Schnitz recalls often having to flee the scene of such clubs, a mob of angry soldiers hot on his tail.

Though no bodily harm ever resulted from those incidents, Schnitz did not escape the Philippines unscathed; a battery exploded in his face, blinding him for 10 days. Also, prolonged use of firearms without any ear protection had a deleterious effect on his hearing.

To this day, Schnitz says, the government provides for the care of both his eyes and his ears.

Schnitz left the Philippines in 1947 for Fort Leavenworth, KS. He administered physicals there, but had no interest in staying.

"No way I was signing up at Fort Leavenworth," he says. "There was too much brass down there."

Schnitz had another offer on the table. The military offered him a promotion if he would learn how to fly and then travel to Korea.

"They had this deal where the Army paid you to learn to fly," Schnitz says. "And if you wanted to, you could go back in and fly reconnaissance planes."

Though he was unsure about going to Korea, Schnitz decided to take the military up on its offer. Upon returning to Huntington, he started taking flying lessons.

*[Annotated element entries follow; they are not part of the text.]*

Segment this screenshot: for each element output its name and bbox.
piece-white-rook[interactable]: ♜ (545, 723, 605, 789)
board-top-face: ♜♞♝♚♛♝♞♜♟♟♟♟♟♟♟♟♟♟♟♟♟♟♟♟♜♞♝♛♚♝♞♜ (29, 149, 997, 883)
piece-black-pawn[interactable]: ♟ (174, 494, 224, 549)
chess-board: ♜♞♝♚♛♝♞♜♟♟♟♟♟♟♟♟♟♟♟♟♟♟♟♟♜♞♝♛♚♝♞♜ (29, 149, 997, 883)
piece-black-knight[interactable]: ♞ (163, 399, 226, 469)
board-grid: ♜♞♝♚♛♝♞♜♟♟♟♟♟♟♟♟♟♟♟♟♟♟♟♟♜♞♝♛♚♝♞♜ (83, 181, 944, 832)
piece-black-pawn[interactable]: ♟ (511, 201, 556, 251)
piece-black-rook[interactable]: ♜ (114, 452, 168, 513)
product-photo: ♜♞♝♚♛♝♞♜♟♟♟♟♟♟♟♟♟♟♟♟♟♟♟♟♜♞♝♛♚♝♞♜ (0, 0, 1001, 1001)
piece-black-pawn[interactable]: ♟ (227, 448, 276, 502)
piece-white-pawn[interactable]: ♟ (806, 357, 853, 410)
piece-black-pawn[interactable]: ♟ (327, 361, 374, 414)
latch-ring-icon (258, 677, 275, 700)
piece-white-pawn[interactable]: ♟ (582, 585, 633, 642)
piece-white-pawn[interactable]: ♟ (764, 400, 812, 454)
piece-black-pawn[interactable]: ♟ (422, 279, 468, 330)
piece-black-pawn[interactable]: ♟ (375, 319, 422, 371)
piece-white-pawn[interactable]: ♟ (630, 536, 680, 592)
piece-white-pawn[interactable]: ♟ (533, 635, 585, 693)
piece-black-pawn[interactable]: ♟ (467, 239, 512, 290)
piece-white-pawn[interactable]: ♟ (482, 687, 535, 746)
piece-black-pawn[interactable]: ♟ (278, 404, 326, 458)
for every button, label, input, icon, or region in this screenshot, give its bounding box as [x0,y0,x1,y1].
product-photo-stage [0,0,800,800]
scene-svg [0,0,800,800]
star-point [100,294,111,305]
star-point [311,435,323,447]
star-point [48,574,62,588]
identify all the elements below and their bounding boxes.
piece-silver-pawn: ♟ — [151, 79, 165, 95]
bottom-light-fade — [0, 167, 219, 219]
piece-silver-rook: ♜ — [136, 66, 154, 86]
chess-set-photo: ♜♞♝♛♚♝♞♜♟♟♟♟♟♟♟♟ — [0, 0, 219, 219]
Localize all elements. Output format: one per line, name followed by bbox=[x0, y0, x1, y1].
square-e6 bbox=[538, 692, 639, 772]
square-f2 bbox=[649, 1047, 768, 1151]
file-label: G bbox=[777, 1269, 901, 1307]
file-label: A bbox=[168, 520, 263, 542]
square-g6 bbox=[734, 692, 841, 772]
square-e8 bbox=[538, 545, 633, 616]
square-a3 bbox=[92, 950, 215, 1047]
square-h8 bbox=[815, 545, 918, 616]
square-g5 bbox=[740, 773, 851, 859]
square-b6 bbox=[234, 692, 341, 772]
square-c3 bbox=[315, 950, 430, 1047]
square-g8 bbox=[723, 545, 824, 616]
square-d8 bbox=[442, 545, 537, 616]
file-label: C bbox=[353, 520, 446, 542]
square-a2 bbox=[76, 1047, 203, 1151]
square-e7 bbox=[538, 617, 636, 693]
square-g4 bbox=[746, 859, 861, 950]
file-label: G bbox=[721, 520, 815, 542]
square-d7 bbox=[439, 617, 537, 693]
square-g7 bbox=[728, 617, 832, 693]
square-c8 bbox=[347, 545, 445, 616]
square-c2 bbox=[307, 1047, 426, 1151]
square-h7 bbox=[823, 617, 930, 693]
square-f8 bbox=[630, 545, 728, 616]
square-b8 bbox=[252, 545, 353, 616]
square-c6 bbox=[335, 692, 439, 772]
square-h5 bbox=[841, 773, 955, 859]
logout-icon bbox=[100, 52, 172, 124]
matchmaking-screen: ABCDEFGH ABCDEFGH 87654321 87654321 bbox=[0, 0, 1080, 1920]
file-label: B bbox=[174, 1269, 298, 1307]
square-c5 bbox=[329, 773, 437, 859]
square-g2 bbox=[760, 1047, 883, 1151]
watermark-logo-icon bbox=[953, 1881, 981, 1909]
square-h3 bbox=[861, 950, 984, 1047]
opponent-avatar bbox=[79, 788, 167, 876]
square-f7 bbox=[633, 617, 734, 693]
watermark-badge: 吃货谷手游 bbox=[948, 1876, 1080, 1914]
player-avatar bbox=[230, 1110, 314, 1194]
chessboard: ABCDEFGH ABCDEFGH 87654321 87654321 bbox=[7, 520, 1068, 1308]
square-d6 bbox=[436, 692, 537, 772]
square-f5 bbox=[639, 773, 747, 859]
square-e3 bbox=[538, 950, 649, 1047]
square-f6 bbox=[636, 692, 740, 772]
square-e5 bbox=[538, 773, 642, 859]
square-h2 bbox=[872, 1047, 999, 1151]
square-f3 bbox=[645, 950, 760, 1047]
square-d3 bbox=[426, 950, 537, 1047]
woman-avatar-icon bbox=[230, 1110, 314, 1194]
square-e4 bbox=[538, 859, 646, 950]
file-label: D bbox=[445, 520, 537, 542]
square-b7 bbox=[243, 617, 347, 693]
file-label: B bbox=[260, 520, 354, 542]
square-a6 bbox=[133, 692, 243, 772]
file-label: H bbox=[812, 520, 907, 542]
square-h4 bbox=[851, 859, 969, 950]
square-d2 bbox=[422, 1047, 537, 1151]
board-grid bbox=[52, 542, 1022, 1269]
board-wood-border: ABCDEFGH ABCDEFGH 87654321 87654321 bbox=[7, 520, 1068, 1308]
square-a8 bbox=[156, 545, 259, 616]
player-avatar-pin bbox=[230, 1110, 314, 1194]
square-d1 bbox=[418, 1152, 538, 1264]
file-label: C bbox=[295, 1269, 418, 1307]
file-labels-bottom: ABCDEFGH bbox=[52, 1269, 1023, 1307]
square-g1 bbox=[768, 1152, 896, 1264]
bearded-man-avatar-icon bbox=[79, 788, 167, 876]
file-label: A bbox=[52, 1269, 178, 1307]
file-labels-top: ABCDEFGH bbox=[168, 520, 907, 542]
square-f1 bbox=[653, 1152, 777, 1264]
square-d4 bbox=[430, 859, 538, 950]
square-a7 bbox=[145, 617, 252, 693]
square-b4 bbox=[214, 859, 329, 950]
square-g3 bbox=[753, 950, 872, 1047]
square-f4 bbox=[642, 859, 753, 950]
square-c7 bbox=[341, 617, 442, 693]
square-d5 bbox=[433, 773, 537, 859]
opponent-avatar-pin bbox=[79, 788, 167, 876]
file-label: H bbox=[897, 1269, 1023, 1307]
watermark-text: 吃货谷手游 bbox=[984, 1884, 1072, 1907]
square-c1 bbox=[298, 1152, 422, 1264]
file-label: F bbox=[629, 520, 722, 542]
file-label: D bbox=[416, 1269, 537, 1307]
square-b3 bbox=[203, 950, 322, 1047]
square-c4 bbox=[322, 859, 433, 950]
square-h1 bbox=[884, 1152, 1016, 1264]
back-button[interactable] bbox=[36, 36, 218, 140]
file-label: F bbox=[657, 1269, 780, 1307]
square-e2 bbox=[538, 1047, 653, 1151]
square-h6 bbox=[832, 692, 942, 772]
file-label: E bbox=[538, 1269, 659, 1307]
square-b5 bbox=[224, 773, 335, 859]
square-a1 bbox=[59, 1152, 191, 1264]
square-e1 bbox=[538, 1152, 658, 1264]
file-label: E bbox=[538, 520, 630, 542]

Schnitz's instructors were anything but ordinary. Retired Army pilots, Schnitz confesses "taught us things that regular pilots wouldn't teach us."

One of those lessons was how to get a plane down quick.

"It's scary," he says. "You come in for a landing, and if you're in a short field, you kick your right lever and pull the stick straight back and the plane turns sideways and it'll drop straight down."

Training in the middle of the night wasn't uncommon.

"We practiced night landing," Schnitz says. "If you were going to go to Korea, they aren't going to have any lights over there."

To compensate for the darkness, he notes, they often lined up cars for their headlights or picked nights when the moon was bright.

At the end of his training, Schnitz remained ambivalent about going to Korea.

"I don't know," he muses. "It came time to go and everyone was saying that it's not our war.

"So, I didn't go back."

Schnitz left the military. He opened a garage in 1954, which he still operates today.

Though he was no longer in the military, his training continued to come in handy in the years following.

"I sewed one of the kids up one day because they wouldn't go to the doctor," he says proudly. "She didn't have a scar or nothing."

He also took his kids up in a plane on one occasion. However, they did not respond to it well.

"That was the last time I've been up in a plane," he says.

That is, until the honor flight.

Accompanied by his oldest son, Mike, Schnitz says he enjoyed the trip and that it was everything his friend, Russ Birdsall, had built it up to be.

"He told me not to miss it," he says.

Even though his eyesight was a casualty of his time in the military, the enjoyment of the experience is something he sees clearly.

"If I could do it all over again," he says, "I would."